The public should be especially sensitive to the plight of modern day slaves. Human trafficking, according to the United Nations, “is the acquisition of people by improper means such as force, fraud or deception, with the aim of exploiting them. “ It’s modern day slavery, pure and simple. The victims are men, women, and children who find themselves caught up and trapped in world of predators. The victims come from every part of the globe and in every color. More often than not they end up in countries where they are enslaved by devil incarnates who troll for cheap labor, and delight in the taste for young, supple flesh.

Trafficking impacts every nation; the only distinction is whether one is more of a source or destination country. Statistics vary depending on the source but it is estimated that the numbers can be somewhere between 20-30 million. Kevin Bales estimates that there are around 27 million. His website has an interactive map that allows the reader to see where the greatest concentrations of slave populations are.

There is a media perpetuated myth that paints the modern day slave trade in terms of sexual bondage featuring women and children as the only victims, but the reality is, most of the victims of traffickers are men who seek to provide a living for their families. According to the U.S. State Dept Trafficking in Persons report, June, 2009, the primary countries of origin for male victims are the following: China, India, Nigeria, Sierra Leone, and the Netherlands. The typical strategy of traffickers is to find men who are trapped in endemic poverty. Traffickers promise work that will allow their recruits to find social mobility and financial opportunity in a destination country or place within their current environment. Most of the men have families and dream of sending them money or bringing their loved ones to their new home when they can afford to do so. Once they are under the control of the trafficker, they are stripped of all status, access to family, legitimate or illegitimate paperwork, and the ability to fight back.

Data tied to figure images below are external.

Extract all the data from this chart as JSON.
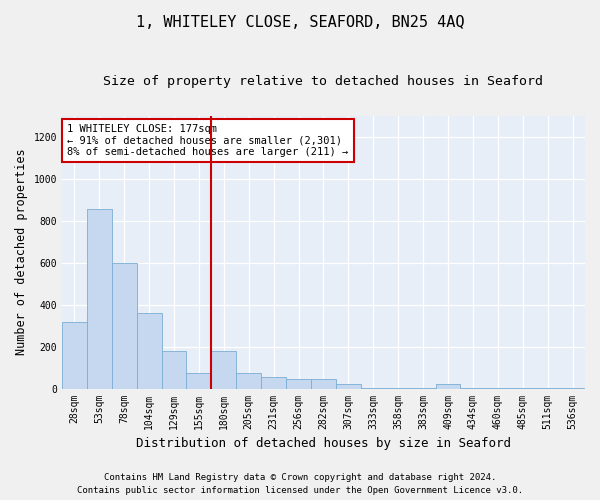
{
  "title": "1, WHITELEY CLOSE, SEAFORD, BN25 4AQ",
  "subtitle": "Size of property relative to detached houses in Seaford",
  "xlabel": "Distribution of detached houses by size in Seaford",
  "ylabel": "Number of detached properties",
  "categories": [
    "28sqm",
    "53sqm",
    "78sqm",
    "104sqm",
    "129sqm",
    "155sqm",
    "180sqm",
    "205sqm",
    "231sqm",
    "256sqm",
    "282sqm",
    "307sqm",
    "333sqm",
    "358sqm",
    "383sqm",
    "409sqm",
    "434sqm",
    "460sqm",
    "485sqm",
    "511sqm",
    "536sqm"
  ],
  "values": [
    315,
    855,
    600,
    360,
    180,
    75,
    180,
    75,
    55,
    45,
    45,
    20,
    5,
    5,
    5,
    20,
    5,
    5,
    5,
    5,
    5
  ],
  "bar_color": "#c5d8f0",
  "bar_edge_color": "#7aadd4",
  "vline_x": 6,
  "vline_color": "#cc0000",
  "annotation_text": "1 WHITELEY CLOSE: 177sqm\n← 91% of detached houses are smaller (2,301)\n8% of semi-detached houses are larger (211) →",
  "annotation_box_color": "white",
  "annotation_box_edge": "#cc0000",
  "footnote1": "Contains HM Land Registry data © Crown copyright and database right 2024.",
  "footnote2": "Contains public sector information licensed under the Open Government Licence v3.0.",
  "ylim": [
    0,
    1300
  ],
  "yticks": [
    0,
    200,
    400,
    600,
    800,
    1000,
    1200
  ],
  "bg_color": "#e8eef8",
  "grid_color": "#ffffff",
  "title_fontsize": 11,
  "subtitle_fontsize": 9.5,
  "xlabel_fontsize": 9,
  "ylabel_fontsize": 8.5,
  "tick_fontsize": 7,
  "annot_fontsize": 7.5,
  "footnote_fontsize": 6.5
}
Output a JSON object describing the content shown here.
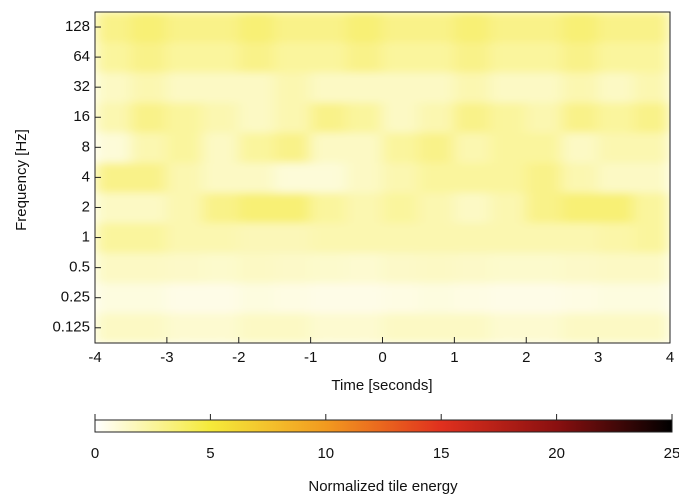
{
  "chart_data": {
    "type": "heatmap",
    "xlabel": "Time [seconds]",
    "ylabel": "Frequency [Hz]",
    "colorbar_label": "Normalized tile energy",
    "x": [
      -3.75,
      -3.25,
      -2.75,
      -2.25,
      -1.75,
      -1.25,
      -0.75,
      -0.25,
      0.25,
      0.75,
      1.25,
      1.75,
      2.25,
      2.75,
      3.25,
      3.75
    ],
    "y": [
      0.125,
      0.25,
      0.5,
      1,
      2,
      4,
      8,
      16,
      32,
      64,
      128
    ],
    "z": [
      [
        1.5,
        1.5,
        1.2,
        1.2,
        1.5,
        1.5,
        1.2,
        1.2,
        1.5,
        1.5,
        1.5,
        1.2,
        1.2,
        1.5,
        1.5,
        1.5
      ],
      [
        0.8,
        0.8,
        0.6,
        0.6,
        0.8,
        0.7,
        0.6,
        0.6,
        0.7,
        0.8,
        0.7,
        0.6,
        0.6,
        0.7,
        0.8,
        0.8
      ],
      [
        1.5,
        1.5,
        1.4,
        1.3,
        1.5,
        1.4,
        1.3,
        1.2,
        1.4,
        1.5,
        1.4,
        1.3,
        1.3,
        1.4,
        1.5,
        1.5
      ],
      [
        2.5,
        2.5,
        2,
        2,
        1.8,
        1.8,
        2,
        2,
        2,
        2,
        2,
        2,
        2,
        2,
        2.2,
        2.5
      ],
      [
        1.5,
        1.5,
        2,
        3,
        3.5,
        3.5,
        2.5,
        2,
        2.5,
        2,
        1.5,
        2,
        3,
        3.5,
        3.5,
        2.5
      ],
      [
        3,
        3,
        2,
        1.5,
        1.5,
        1,
        1,
        1.5,
        2,
        2.5,
        2.5,
        2.5,
        3,
        2,
        1.5,
        1.5
      ],
      [
        1,
        2,
        2.5,
        1.5,
        2.5,
        3,
        1.5,
        1.5,
        2.5,
        3,
        2,
        2.5,
        2.5,
        1.5,
        2,
        2
      ],
      [
        2,
        3,
        2.5,
        2,
        1.5,
        2,
        3,
        2.5,
        1.5,
        2,
        3,
        2.5,
        2,
        3,
        2.5,
        3
      ],
      [
        1.5,
        2,
        1.5,
        1.5,
        1.5,
        2,
        1.5,
        1.5,
        1.5,
        1.5,
        2,
        1.5,
        1.5,
        2,
        1.5,
        2
      ],
      [
        2.5,
        3,
        2.5,
        2.5,
        3,
        2.5,
        2.5,
        3,
        2.5,
        2.5,
        3,
        2.5,
        2.5,
        3,
        2.5,
        2.5
      ],
      [
        3,
        3.5,
        3,
        3,
        3.5,
        3,
        3,
        3.5,
        3,
        3,
        3.5,
        3,
        3,
        3.5,
        3,
        3
      ]
    ],
    "xlim": [
      -4,
      4
    ],
    "xticks": [
      -4,
      -3,
      -2,
      -1,
      0,
      1,
      2,
      3,
      4
    ],
    "ylim": [
      0.088,
      181
    ],
    "log_y": true,
    "yticks": [
      0.125,
      0.25,
      0.5,
      1,
      2,
      4,
      8,
      16,
      32,
      64,
      128
    ],
    "clim": [
      0,
      25
    ],
    "cticks": [
      0,
      5,
      10,
      15,
      20,
      25
    ],
    "colormap": [
      "#ffffff",
      "#f5ea3a",
      "#f29a1f",
      "#e0301e",
      "#8a1010",
      "#000000"
    ]
  }
}
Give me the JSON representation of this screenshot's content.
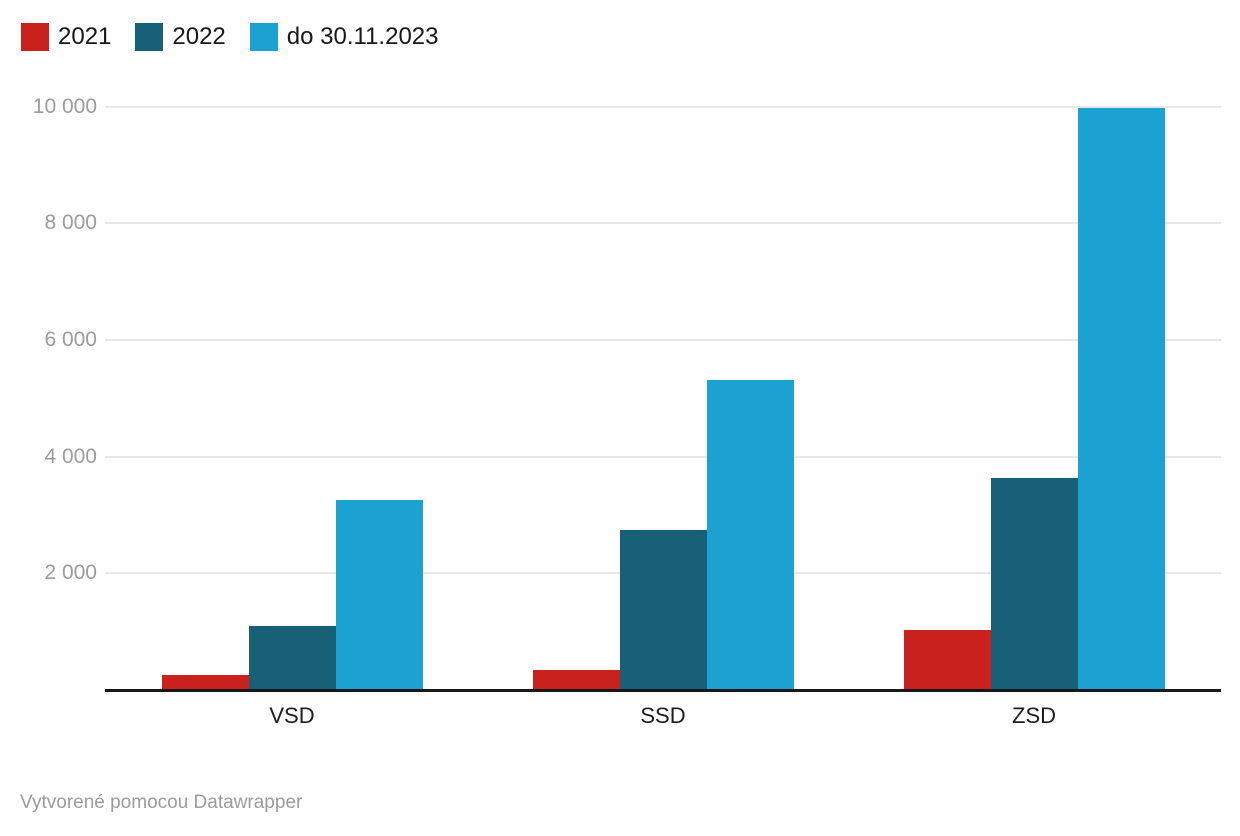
{
  "footer": {
    "text": "Vytvorené pomocou Datawrapper"
  },
  "chart_data": {
    "type": "bar",
    "title": "",
    "xlabel": "",
    "ylabel": "",
    "categories": [
      "VSD",
      "SSD",
      "ZSD"
    ],
    "series": [
      {
        "name": "2021",
        "color": "#c9211e",
        "values": [
          250,
          350,
          1020
        ]
      },
      {
        "name": "2022",
        "color": "#185f78",
        "values": [
          1090,
          2750,
          3640
        ]
      },
      {
        "name": "do 30.11.2023",
        "color": "#1ca2d0",
        "values": [
          3260,
          5320,
          9970
        ]
      }
    ],
    "ylim": [
      0,
      10000
    ],
    "yticks": [
      {
        "value": 2000,
        "label": "2 000"
      },
      {
        "value": 4000,
        "label": "4 000"
      },
      {
        "value": 6000,
        "label": "6 000"
      },
      {
        "value": 8000,
        "label": "8 000"
      },
      {
        "value": 10000,
        "label": "10 000"
      }
    ],
    "grid": true,
    "legend_position": "top-left",
    "colors": {
      "gridline": "#e8e8e8",
      "baseline": "#18181b",
      "tick_text": "#9c9c9c",
      "axis_text": "#1d1d1f"
    }
  }
}
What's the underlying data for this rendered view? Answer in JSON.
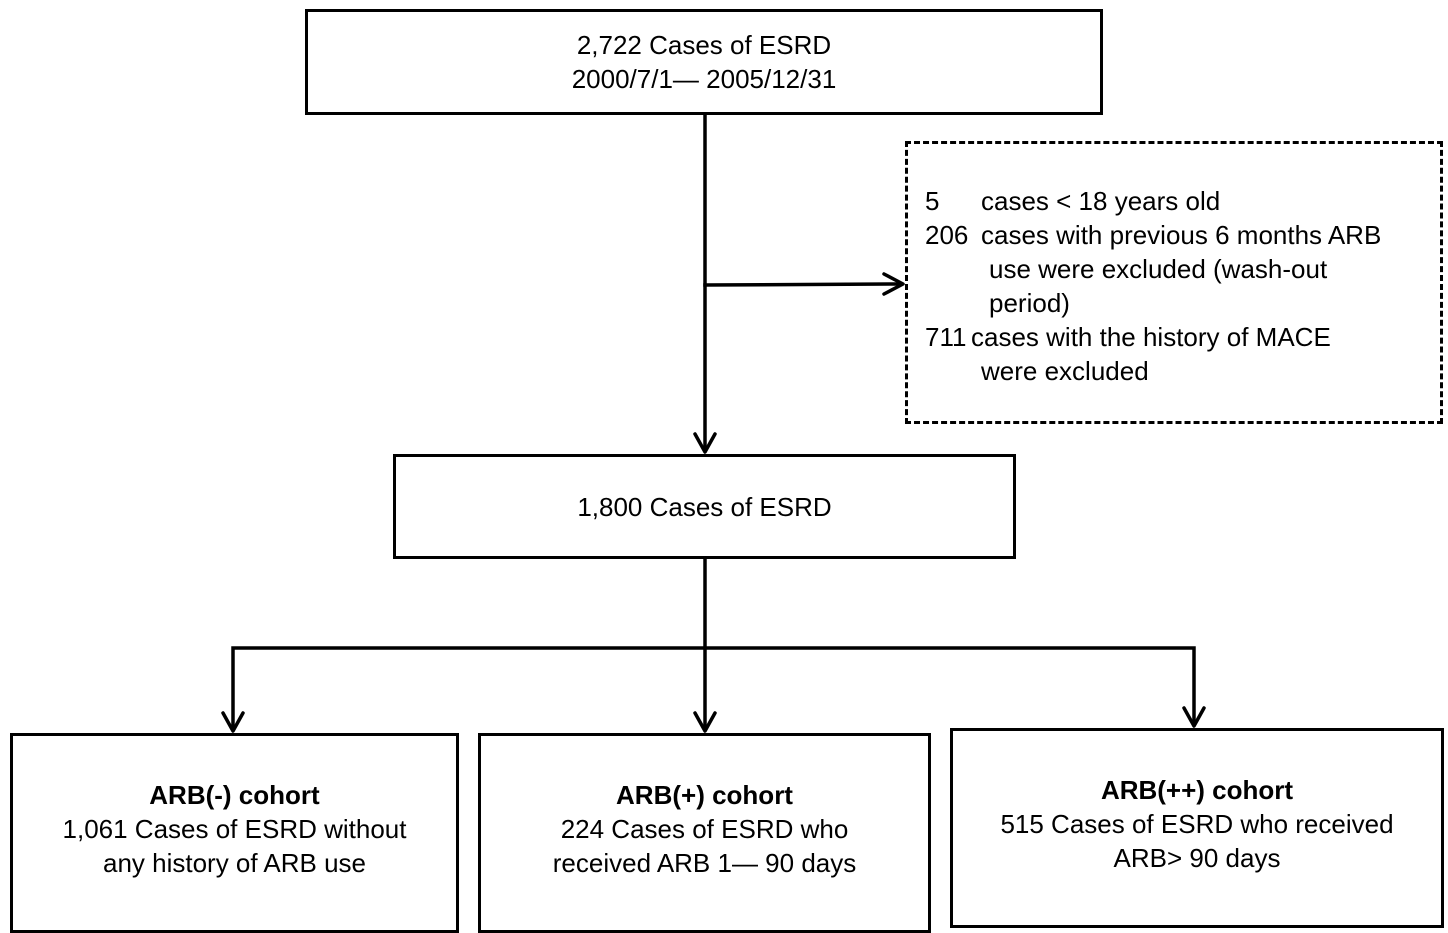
{
  "top_box": {
    "line1": "2,722 Cases of ESRD",
    "line2": "2000/7/1— 2005/12/31"
  },
  "exclusion_box": {
    "items": [
      {
        "number": "5",
        "lines": [
          "cases < 18 years old"
        ]
      },
      {
        "number": "206",
        "lines": [
          "cases with previous 6 months ARB",
          "use  were  excluded (wash-out",
          "period)"
        ]
      },
      {
        "number": "711",
        "lines": [
          "cases with the history of MACE",
          "were excluded"
        ]
      }
    ]
  },
  "middle_box": {
    "text": "1,800 Cases of ESRD"
  },
  "cohorts": [
    {
      "title": "ARB(-) cohort",
      "line1": "1,061 Cases of ESRD without",
      "line2": "any history of ARB use"
    },
    {
      "title": "ARB(+) cohort",
      "line1": "224 Cases of ESRD who",
      "line2": "received ARB 1— 90 days"
    },
    {
      "title": "ARB(++) cohort",
      "line1": "515 Cases of ESRD who received",
      "line2": "ARB> 90 days"
    }
  ]
}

The picture is even more dismal for women and children. These victims usually serve a dual purpose for their captors: sexual pleasure and forced labor. These unfortunate souls are with us here in the US, and the indicators of their captivity are listed below:

(Taken from

Indicators for Women and Girls

  • Heavy security at the commercial establishment including barred windows, locked doors, isolated location, electronic surveillance. Women are never seen leaving the premises unless escorted.
  • Victims live at the same premises as the brothel or work site or are driven between quarters and "work" by a guard. For labor trafficking, victims are often prohibited from leaving the work site, which may look like a guarded compound from the outside.
  • Victims are kept under surveillance when taken to a doctor, hospital or clinic for treatment; trafficker may act as a translator.
  • High foot traffic especially for brothels where there may be trafficked women indicated often by a stream of men arriving and leaving the premises.

(Taken from

Indicators for School Aged Children

A victim:

  • Has unexplained absences from school for a period of time, and is therefore a truant
  • Demonstrates an inability to attend school on a regular basis
  • Chronically runs away from home
  • Makes references to frequent travel to other cities
  • Exhibits bruises or other physical trauma, withdrawn behavior, depression, or fear
  • Lacks control over her or his schedule or identification documents
  • Is hungry-malnourished or inappropriately dressed (based on weather conditions or surroundings)
  • Shows signs of drug addiction

Additional signs that may indicate sex-related trafficking include:

  • Demonstrates a sudden change in attire, behavior, or material possessions (e.g., has expensive items)
  • Makes references to sexual situations that are beyond age-specific norms
  • Has a “boyfriend” who is noticeably older (10+ years)
  • Makes references to terminology of the commercial sex industry that are beyond age specific norms; engages in promiscuous behavior and may be labeled “fast” by peers

Traffickers are only one type of parasite we have to deal with; there are many and citizens have to become part of the solution for a healthy community. Every American is responsible for taking back their country from the wolves, predators and extremists within our midst. This requires a self-directed approach to learning. It requires a commitment to increase our awareness so that we can shed the victim mentality and truly become empowered citizens.